Types Of Linen Used In Housekeeping
The linen closet is a quaint throwback to the days when housekeeping wasn't whatever you could cram in between the end of the workday and fixing supper. If you happen to have an older home with a generous linen closet, you can store most of your household linens all in one place. But it may be more convenient — and it definitely is when you are short on storage — to keep linens attractively organized where they are used.
The Laundry List
Once you add up the different types of linens required to furnish a western household, you have a surprisingly long list. Bedding includes sheets, pillowcases, mattress covers, blankets, pillow protectors, shams, bedspreads, duvets and duvet covers. Table linens are tablecloths and napkins, and may include placemats, runners and biscuit warmers. Bath linen inventory divides towels into washcloths, hand towels and bath towels, and includes bath mats and decorative seasonal or guest towels. Kitchen linens are towels used for drying dishes, general hand-drying and mopping up, and may include dish rags.
The Linen Closet
Lucky you — there's a big linen closet in the upstairs hall and you have one location for unpacking all that clean laundry and putting it away. Linen closets have a perennial case of clutter creep, so organizing the closet, and staying on top of it, is an efficient necessity. Start with labels. Create labels for either locations such as- master bedroom, main bathroom or by types of linen — king sheets and bath towels, for example. Labels make it easy for occasional helpers to put everything in the right place. Fold all linens and store them on their designated shelves or in their baskets. Adjustable shelves let you give more room to towels and comforters and less to flatter sheets, pillowcases and tablecloths. Keep seldom-used items, like extra pillows and heavy blankets on the top shelf out of the way.
Bed and Bath
Keeping linens where they are used has obvious advantages. But you do need an attractive way to store them so the visual effect isn't just utilitarian. Re-purpose an old glass-front cabinet for holding towels and washcloths in the bathroom. Distress and faux-age it for a shabby chic-style period bath. Install wire shelving on the wall high over the tub and roll all towels identically for a contemporary bathroom. Hang a wooden produce or wine crate on the wall vertically to hold towels.
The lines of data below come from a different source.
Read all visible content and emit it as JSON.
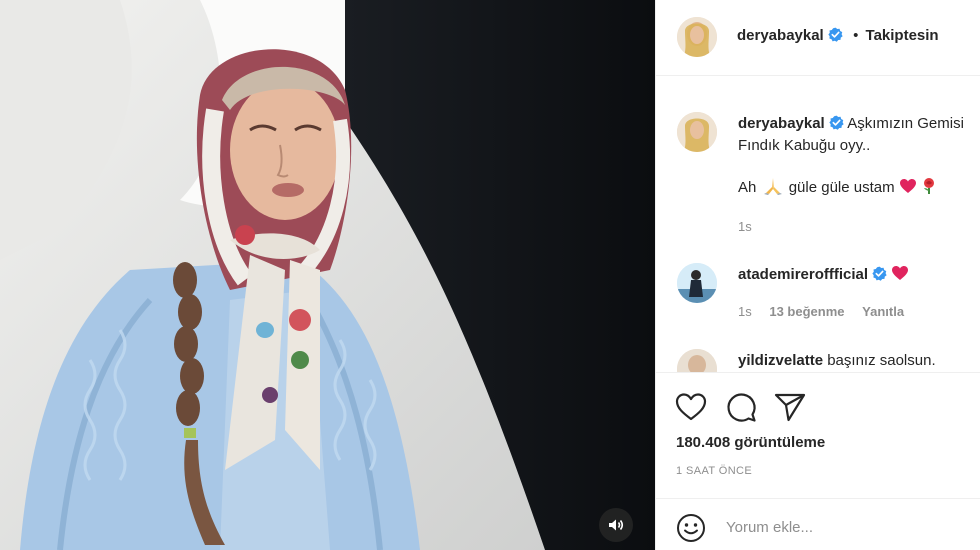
{
  "post": {
    "author": "deryabaykal",
    "verified": true,
    "separator": "•",
    "follow_status": "Takiptesin",
    "caption_line1": "Aşkımızın Gemisi",
    "caption_line2": "Fındık Kabuğu oyy..",
    "caption_line3_a": "Ah",
    "caption_line3_b": "güle güle ustam",
    "caption_time": "1s"
  },
  "comments": [
    {
      "user": "atademireroffficial",
      "verified": true,
      "text": "",
      "time": "1s",
      "likes": "13 beğenme",
      "reply": "Yanıtla"
    },
    {
      "user": "yildizvelatte",
      "verified": false,
      "text": "başınız saolsun."
    }
  ],
  "stats": {
    "views": "180.408 görüntüleme",
    "posted_ago": "1 SAAT ÖNCE"
  },
  "comment_box": {
    "placeholder": "Yorum ekle..."
  },
  "colors": {
    "verified_blue": "#3897f0",
    "heart_red": "#e0245e",
    "muted_text": "#8e8e8e",
    "divider": "#efefef"
  }
}
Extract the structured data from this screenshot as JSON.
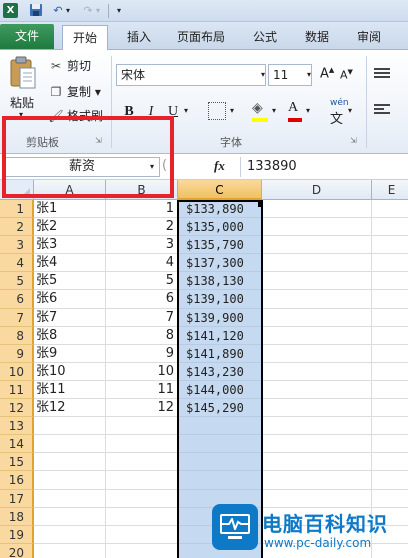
{
  "quick_access": {
    "app_icon": "X",
    "icons": [
      "excel-logo-icon",
      "save-icon",
      "undo-icon",
      "redo-icon",
      "customize-arrow-icon"
    ]
  },
  "tabs": {
    "file": "文件",
    "home": "开始",
    "insert": "插入",
    "page_layout": "页面布局",
    "formulas": "公式",
    "data": "数据",
    "review": "审阅"
  },
  "ribbon": {
    "clipboard": {
      "paste": "粘贴",
      "cut": "剪切",
      "copy": "复制",
      "copy_arrow": "▾",
      "format_painter": "格式刷",
      "group_label": "剪贴板"
    },
    "font": {
      "font_name": "宋体",
      "font_size": "11",
      "grow": "A",
      "shrink": "A",
      "bold": "B",
      "italic": "I",
      "underline": "U",
      "font_color_letter": "A",
      "phonetic": "wén",
      "group_label": "字体",
      "fill_color": "#ffff00",
      "text_color": "#e00000"
    }
  },
  "formula_bar": {
    "name_box": "薪资",
    "fx": "fx",
    "value": "133890"
  },
  "columns": [
    "A",
    "B",
    "C",
    "D",
    "E"
  ],
  "selected_column": "C",
  "rows": [
    {
      "num": "1",
      "a": "张1",
      "b": "1",
      "c": "$133,890"
    },
    {
      "num": "2",
      "a": "张2",
      "b": "2",
      "c": "$135,000"
    },
    {
      "num": "3",
      "a": "张3",
      "b": "3",
      "c": "$135,790"
    },
    {
      "num": "4",
      "a": "张4",
      "b": "4",
      "c": "$137,300"
    },
    {
      "num": "5",
      "a": "张5",
      "b": "5",
      "c": "$138,130"
    },
    {
      "num": "6",
      "a": "张6",
      "b": "6",
      "c": "$139,100"
    },
    {
      "num": "7",
      "a": "张7",
      "b": "7",
      "c": "$139,900"
    },
    {
      "num": "8",
      "a": "张8",
      "b": "8",
      "c": "$141,120"
    },
    {
      "num": "9",
      "a": "张9",
      "b": "9",
      "c": "$141,890"
    },
    {
      "num": "10",
      "a": "张10",
      "b": "10",
      "c": "$143,230"
    },
    {
      "num": "11",
      "a": "张11",
      "b": "11",
      "c": "$144,000"
    },
    {
      "num": "12",
      "a": "张12",
      "b": "12",
      "c": "$145,290"
    },
    {
      "num": "13",
      "a": "",
      "b": "",
      "c": ""
    },
    {
      "num": "14",
      "a": "",
      "b": "",
      "c": ""
    },
    {
      "num": "15",
      "a": "",
      "b": "",
      "c": ""
    },
    {
      "num": "16",
      "a": "",
      "b": "",
      "c": ""
    },
    {
      "num": "17",
      "a": "",
      "b": "",
      "c": ""
    },
    {
      "num": "18",
      "a": "",
      "b": "",
      "c": ""
    },
    {
      "num": "19",
      "a": "",
      "b": "",
      "c": ""
    },
    {
      "num": "20",
      "a": "",
      "b": "",
      "c": ""
    }
  ],
  "watermark": {
    "title": "电脑百科知识",
    "url": "www.pc-daily.com",
    "color": "#0e79c7"
  },
  "colors": {
    "file_tab": "#1e7a3f",
    "selection_fill": "#c5d9f1",
    "highlight_border": "#e8222a",
    "header_selected": "#f1c15f"
  }
}
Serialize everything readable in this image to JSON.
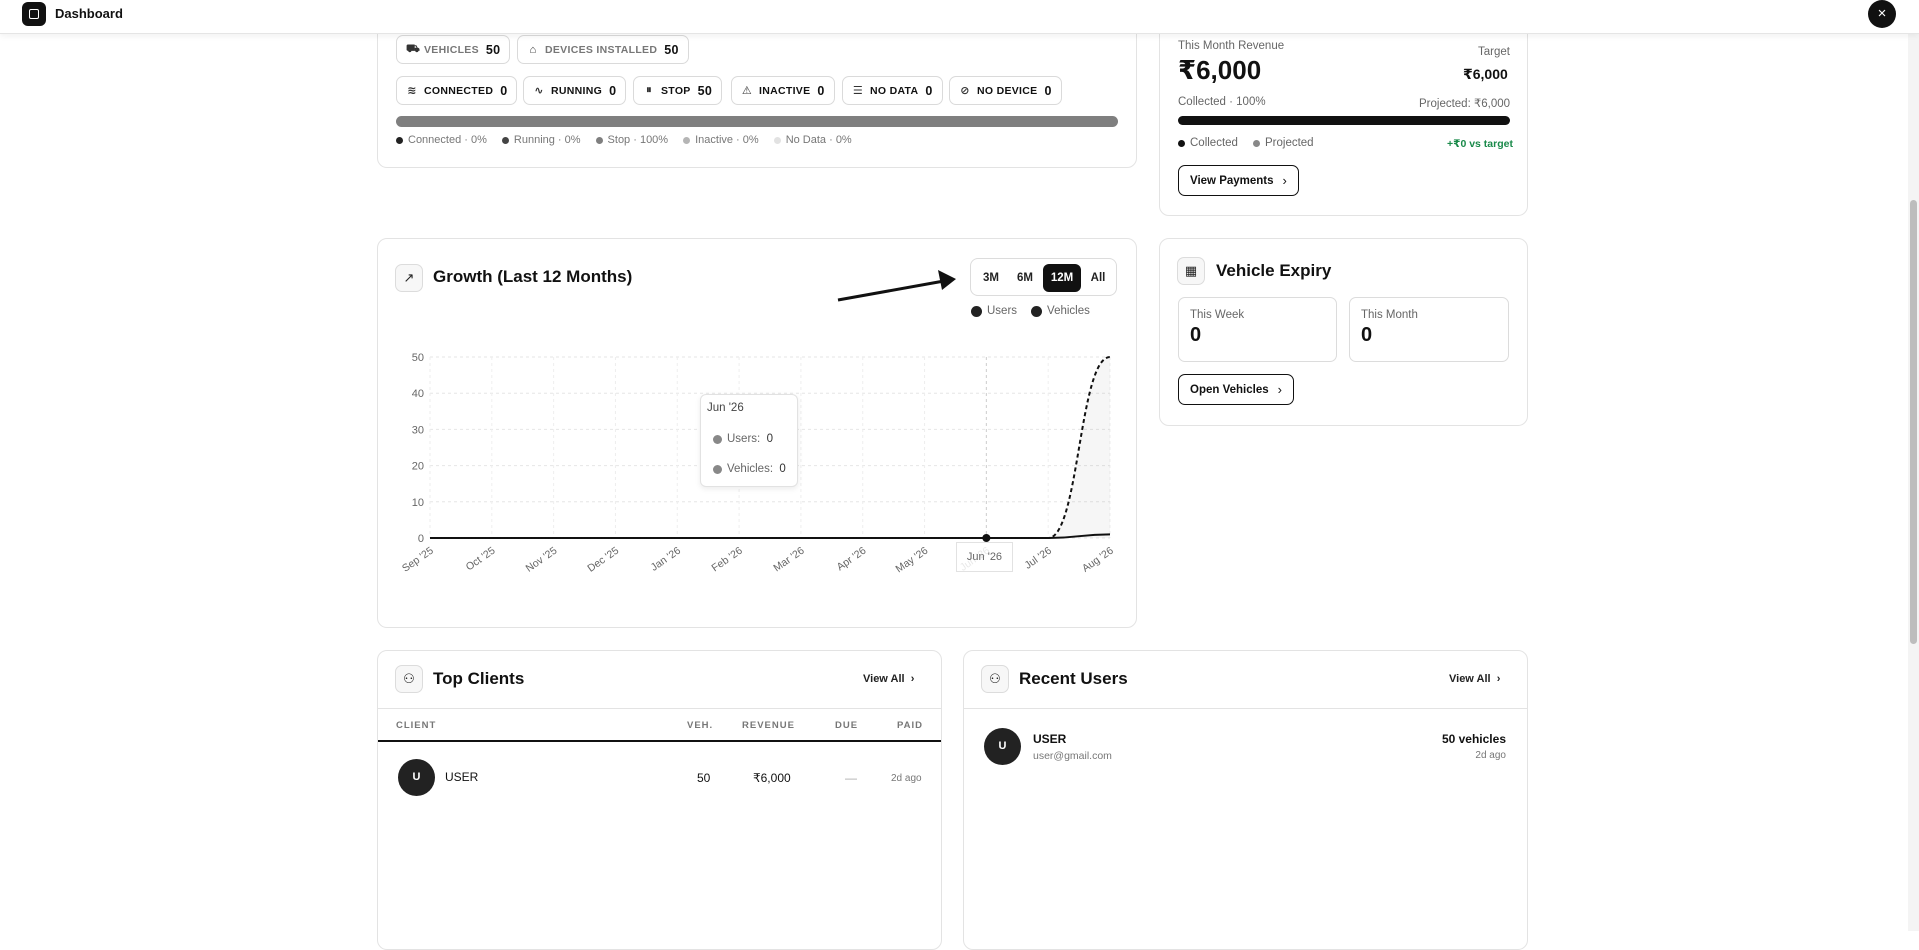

Store folded clean sheets and pillowcases in vinyl under-bed cases or in drawers, lined with scented shelf paper and fitted with casters so you can roll them under the bed. Hang a fabric shoe-keeper in the closet and store linens in its vertical cubbies. Stack vintage suitcases next to the bed to form a nightstand, and keep spare bed linens, extra pillows and blankets inside.
Sideboard and Pantry
Dedicate a kitchen drawer to folded dishtowels, if you can spare it. Otherwise, a wire or wicker basket on a pantry or cabinet shelf keeps towels organized. The wicker picnic basket, parked on top of the fridge, is another handy place for the extra dish towels. Sideboard drawers and shelves in the dining room are the obvious choice for folded tablecloths, napkins, runners and placemats. But an especially colorful collection, gathered on your travels, is as intriguing as an exotic bazaar when the kitchen linens are folded and stacked on shelves visible through a glass-front hutch. In place of a traditional sideboard, a brightly hand-painted Tibetan chest or a stepped tansu with closed cubbies — fitted with drawers or hinged cabinet doors — contributes to the decor and provides a useful place to stash kitchen and dining linens.